I'm a software engineer (JAVA/C++) and not an electrical engineer so you can imagine that VHDL is thoroughly confusing to me because I have little idea what the synthesizer is trying to do behind the scenes. And it's telling me it can't synthesize what I believe to be a very simple architecture. (in fact it's doing it for several entities I have so I suspect I am misunderstanding some fundamental concept and repeating the architectural mistake in multiple places.)
Why does this not synthesize... (ERROR - controller.vhd(63): statement is not synthesizable since it does not hold its value under NOT(clock-edge) condition. VHDL-1242 Done: error code 2)
LIBRARY ieee;
USE ieee.std_logic_1164.all;
ENTITY controller IS
PORT (
ack: out STD_LOGIC := '0';
data_request: in STD_LOGIC
);
END controller;
ARCHITECTURE logic OF controller IS
BEGIN
PROCESS (data_request)
BEGIN
if (rising_edge(data_request)) then
-- other logic will be added here
ack <= '1';
elsif (falling_edge(data_request)) then
-- other logic will be added here too
ack<='0';
end if;
END PROCESS;
END logic;
(Yes, I am fully aware that the "logic" of the process could be replaced by ack <= data_request; but my vhdl source is actually much more complex than this but I have distilled it down to the simplest subset that throws the error. please, don't suggest replacing the process with a different structure/concurrent statement.)

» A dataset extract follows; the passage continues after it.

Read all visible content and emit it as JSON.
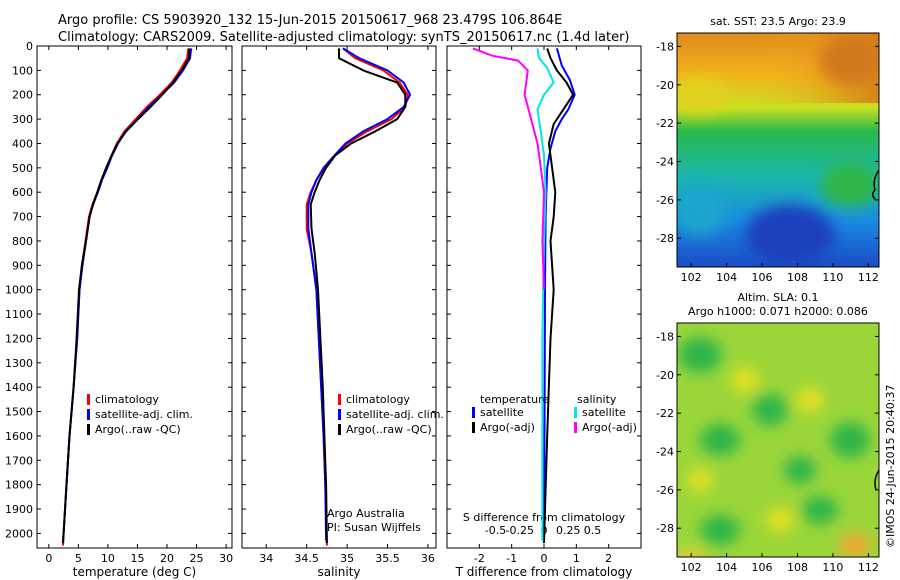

Basically, when the data_request line transitions to high the ack output should be driven high; on the falling edge it should be changed to driven low. (and In each case I want a whole bunch of other stuff to change as well, hence I need the process instead of a concurrent statement, the ack change it just to signal a top-level entity that a request has been completed.)
What is "not holding its value"? What "clock" is it talking about when it says "NOT(clock-edge)"?
I would love an explanation of how to fix this (without changing the structure) and an explanation of what I trying to ask the synthesizer to do and why the synthesizer can't accomplish the goal.
The problem is your signal ack
is set on rising edge and falling edge only. The synthesis will try to make your component working in the real world, with physics constraints. In other word you must manage the case there is no events.
In your case you just have to add a else
statement in your if
, like the following way :
architecture logic of controller is
signal ack_s : std_logic := '0';
begin
process(data_request)
begin
if (rising_edge(data_request)) then
-- other logic will be added here
ack_s <= '1';
elsif (falling_edge(data_request)) then
-- other logic will be added here too
ack_s <= '0';
else then
ack_s <= ack_s;
end if;
end process;
ack <= ack_s; -- You map the output on the internal signal
end architecture logic;
This way your signal is always mapped to a value. If you try to draw the schematics you will get the point. Also you must use a signal
because you can't to the ack <= ack;
when ack
is an output.
As a tip I recommend you to always have an else
statement every time you do a if
block because on a circuit in the real world you always need a default behavior.